Parker-Gray is a political construct based on race and income. It is not logical or rational. It is costly and inefficient. It exists less in the realm of the tangible than in the minds of certain prominent Alexandrians, including Mayor William D. Euille and others, many of whom left the place decades ago.

If you currently live in the local historic district called Parker-Gray, the odds are that you are not a citizen in good standing in this peculiar world. You are an alien, and even those who moved here 10, 20 or 30 years ago are seen as foreigners.

The fantasy construct of Parker-Gray is based on an unthinking commitment to separatism.
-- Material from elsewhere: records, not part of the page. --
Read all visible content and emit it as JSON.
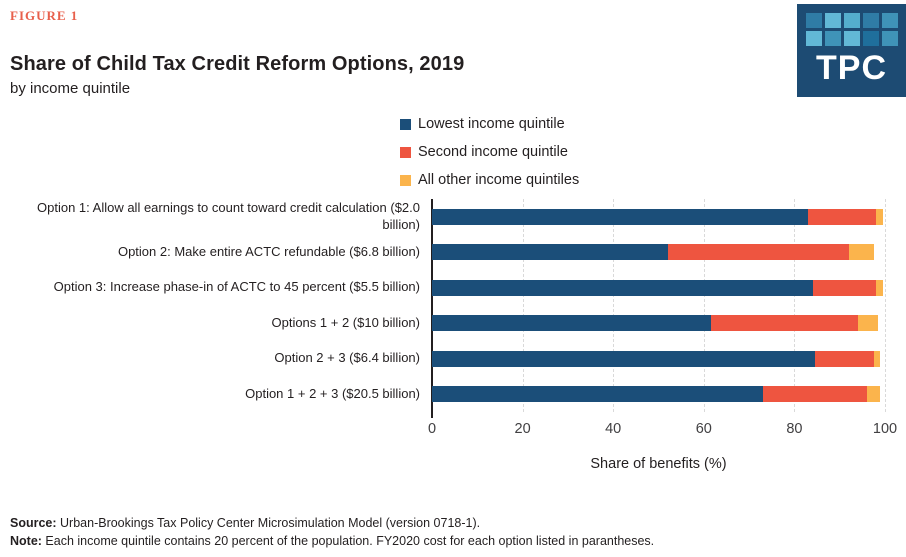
{
  "header": {
    "figure_label": "FIGURE 1",
    "title": "Share of Child Tax Credit Reform Options, 2019",
    "subtitle": "by income quintile"
  },
  "logo": {
    "text": "TPC",
    "background": "#1d4b73",
    "square_colors": [
      "#2f7ca6",
      "#62b8d6",
      "#54aecd",
      "#2f7ca6",
      "#3f93b8",
      "#62b8d6",
      "#3f93b8",
      "#62b8d6",
      "#1f6f9c",
      "#3f93b8"
    ]
  },
  "legend": [
    {
      "label": "Lowest income quintile",
      "color": "#1b4e79"
    },
    {
      "label": "Second income quintile",
      "color": "#ee5540"
    },
    {
      "label": "All other income quintiles",
      "color": "#fbb44c"
    }
  ],
  "chart_data": {
    "type": "bar",
    "orientation": "horizontal",
    "stacked": true,
    "title": "Share of Child Tax Credit Reform Options, 2019",
    "subtitle": "by income quintile",
    "categories": [
      "Option 1: Allow all earnings to count toward credit calculation ($2.0 billion)",
      "Option 2: Make entire ACTC refundable ($6.8 billion)",
      "Option 3: Increase phase-in of ACTC to 45 percent ($5.5 billion)",
      "Options 1 + 2 ($10 billion)",
      "Option 2 + 3 ($6.4 billion)",
      "Option 1 + 2 + 3 ($20.5 billion)"
    ],
    "series": [
      {
        "name": "Lowest income quintile",
        "color": "#1b4e79",
        "values": [
          83,
          52,
          84,
          61.5,
          84.5,
          73
        ]
      },
      {
        "name": "Second income quintile",
        "color": "#ee5540",
        "values": [
          15,
          40,
          14,
          32.5,
          13,
          23
        ]
      },
      {
        "name": "All other income quintiles",
        "color": "#fbb44c",
        "values": [
          1.5,
          5.5,
          1.5,
          4.5,
          1.5,
          3
        ]
      }
    ],
    "xlabel": "Share of benefits (%)",
    "ylabel": "",
    "x_ticks": [
      0,
      20,
      40,
      60,
      80,
      100
    ],
    "xlim": [
      0,
      100
    ],
    "grid": "vertical dashed",
    "legend_position": "top"
  },
  "footer": {
    "source_label": "Source:",
    "source_text": " Urban-Brookings Tax Policy Center Microsimulation Model (version 0718-1).",
    "note_label": "Note:",
    "note_text": " Each income quintile contains 20 percent of the population. FY2020 cost for each option listed in parantheses."
  }
}
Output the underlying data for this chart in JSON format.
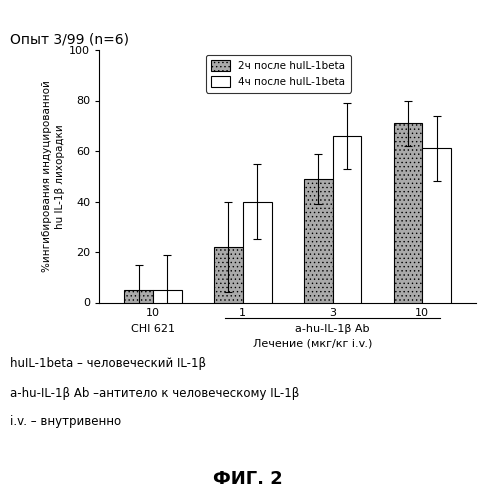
{
  "title": "Опыт 3/99 (n=6)",
  "ylabel_line1": "%ингибирования индуцированной",
  "ylabel_line2": "hu IL-1β лихорадки",
  "xlabel": "Лечение (мкг/кг i.v.)",
  "ylim": [
    0,
    100
  ],
  "yticks": [
    0,
    20,
    40,
    60,
    80,
    100
  ],
  "bar1_values": [
    5,
    22,
    49,
    71
  ],
  "bar1_errors": [
    10,
    18,
    10,
    9
  ],
  "bar2_values": [
    5,
    40,
    66,
    61
  ],
  "bar2_errors": [
    14,
    15,
    13,
    13
  ],
  "bar1_hatch": "....",
  "bar2_hatch": "",
  "bar1_color": "#aaaaaa",
  "bar2_color": "#ffffff",
  "legend1": "2ч после huIL-1beta",
  "legend2": "4ч после huIL-1beta",
  "bar_width": 0.32,
  "doses": [
    "10",
    "1",
    "3",
    "10"
  ],
  "group1_label": "CHI 621",
  "group2_label": "a-hu-IL-1β Ab",
  "footnote1": "huIL-1beta – человеческий IL-1β",
  "footnote2": "a-hu-IL-1β Ab –антитело к человеческому IL-1β",
  "footnote3": "i.v. – внутривенно",
  "fig_label": "ФИГ. 2"
}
It is an insular world in which nostalgia for long-lost loved ones and vanishing landmarks has degenerated into a stubborn refusal to face the future. It is a community whose dwindling ranks of citizens are often marked by an inability to integrate into the larger world and accept change.
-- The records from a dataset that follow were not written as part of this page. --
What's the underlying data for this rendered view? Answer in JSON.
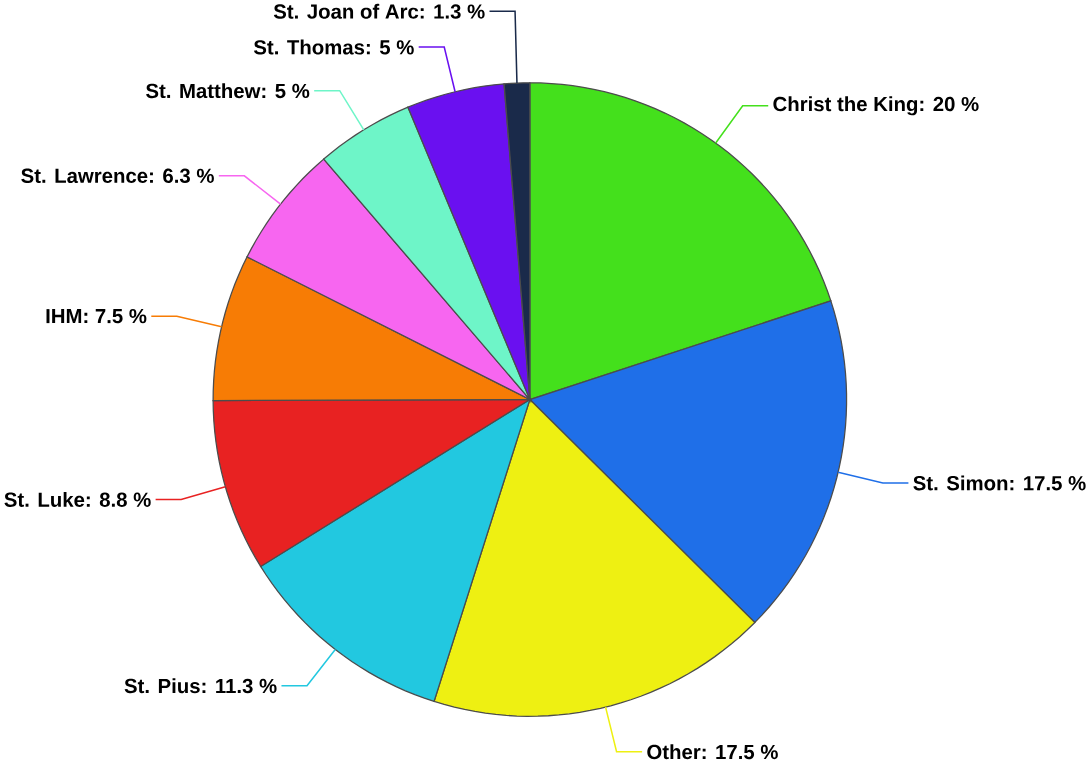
{
  "chart_data": {
    "type": "pie",
    "categories": [
      "Christ the King",
      "St. Simon",
      "Other",
      "St. Pius",
      "St. Luke",
      "IHM",
      "St. Lawrence",
      "St. Matthew",
      "St. Thomas",
      "St. Joan of Arc"
    ],
    "values": [
      20,
      17.5,
      17.5,
      11.3,
      8.8,
      7.5,
      6.3,
      5,
      5,
      1.3
    ],
    "value_labels": [
      ": 20 %",
      ": 17.5 %",
      ": 17.5 %",
      ": 11.3 %",
      ": 8.8 %",
      ": 7.5 %",
      ": 6.3 %",
      ": 5 %",
      ": 5 %",
      ": 1.3 %"
    ],
    "colors": [
      "#44e01c",
      "#1f6fe8",
      "#eef012",
      "#22c8e0",
      "#e82222",
      "#f77c05",
      "#f766f0",
      "#6ef5c8",
      "#6a10f0",
      "#1a2a4a"
    ]
  }
}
If you want to understand the phenomenon known as Queen and Fayette, this is what lies at its heart.

A casual observer might surmise that this second city was born and shaped by a long history of racial segregation. But in fact, as the Growler and others have labored to demonstrate with demographic facts and statistics, this community was for more than a century a neighborhood where blacks and whites lived and worked side-by-side, though Jim Crow dictated a separate and unequal approach to their children's education.

No, this city within a city is a development of surprisingly recent origin. Listen carefully to its spokesmen and you will discover that the point of reference for many of its champions is some golden age between 1970 and 1980. Not 1880, or 1930 or even 1960.

A few key Alexandria players of a certain age have used their political power and the City of Alexandria's resources to help freeze this community in 1980, a date when the nation's cruelest and most restrictive laws that denied opportunities for better housing and education had already been revoked.

We shall never known all of the motivations that drive key leaders to insist on locking this neighborhood in amber. Undoubtedly some feel their motivations are of the best -- that their actions and advocacy constitutes leadership, and that they are taking on a solemn and important duty to protect those who simply cannot move on. But it sounds suspiciously like traditional paternalism to the Growler.

The question that really needs to be asked is whether those who promote this city within a city are actually nurturing or harming its citizens. Are the invisible walls around this city really meant to protect or to keep its citizens confined?